The Naval Engineers in Portugal are heirs of a long tradition in shipbuilding, which allowed the Maritime Expansion in the fifteenth and sixteenth centuries. The legacy of some of the men who studied and built ships in Portugal at that time have reached our days: Fernando de Oliveira, João Baptista Lavanha and Manuel Fernandes. The Portuguese Age of Discovery and later maintenance of the regular transport of passengers and goods and maritime safety between the multiple components of the “Portuguese Space” up to the twentieth century are very much in keeping with Portuguese Naval Engineering [1].

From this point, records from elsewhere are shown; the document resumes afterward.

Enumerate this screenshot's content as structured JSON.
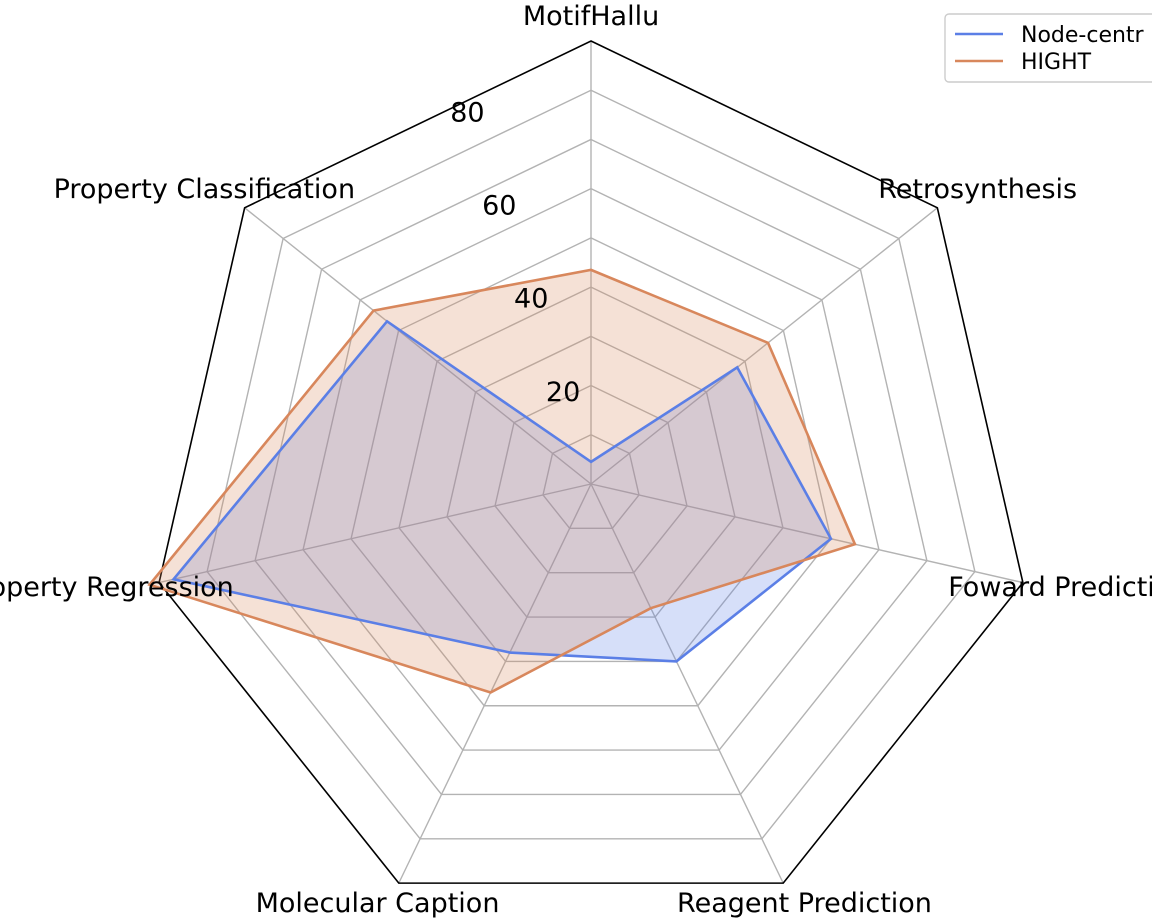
{
  "chart_data": {
    "type": "radar",
    "title": "",
    "axes": [
      "MotifHallu",
      "Retrosynthesis",
      "Foward Prediction",
      "Reagent Prediction",
      "Molecular Caption",
      "Property Regression",
      "Property Classification"
    ],
    "rlim": [
      0,
      90
    ],
    "rticks": [
      20,
      40,
      60,
      80
    ],
    "grid": true,
    "legend_placement": "top-right",
    "series": [
      {
        "name": "Node-centr",
        "color": "#5b7fe6",
        "fill": false,
        "values": [
          4.5,
          38,
          50,
          40,
          38,
          87,
          53
        ]
      },
      {
        "name": "HIGHT",
        "color": "#d8875c",
        "fill": true,
        "values": [
          43.5,
          46,
          55,
          28,
          47,
          92,
          56.5
        ]
      }
    ]
  }
}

The Portuguese Economy of the Sea has shown, over time, great economic and social resilience, being able to grow above the average of the national economy during a period of great economic instability. If investment in the marine industries is strengthened, particularly in terms of external investment, the economy of the sea will be able to progress to higher levels of growth and economic development [2].

Compared with its terrestrial dimension, the maritime geographic dimension of Portugal is enormous. Its location in the North Atlantic, in the west of the European continent, as maritime neighbors of the American and the African continents, and with a history closely linked to the oceanic routes, particularly with the Asian continent, indicates that its geographical position has relevant strategic significance [2].

The recent “rediscovery” of the Economy of the Sea as a source of wealth and resources, mainly with the development of marine renewable energies and with the expansion of the continental shelf, which could potentially contain oil, natural gas and minerals, will certainly pose great challenges and offer new opportunities to Portuguese Naval Engineering in the twenty-first century [1].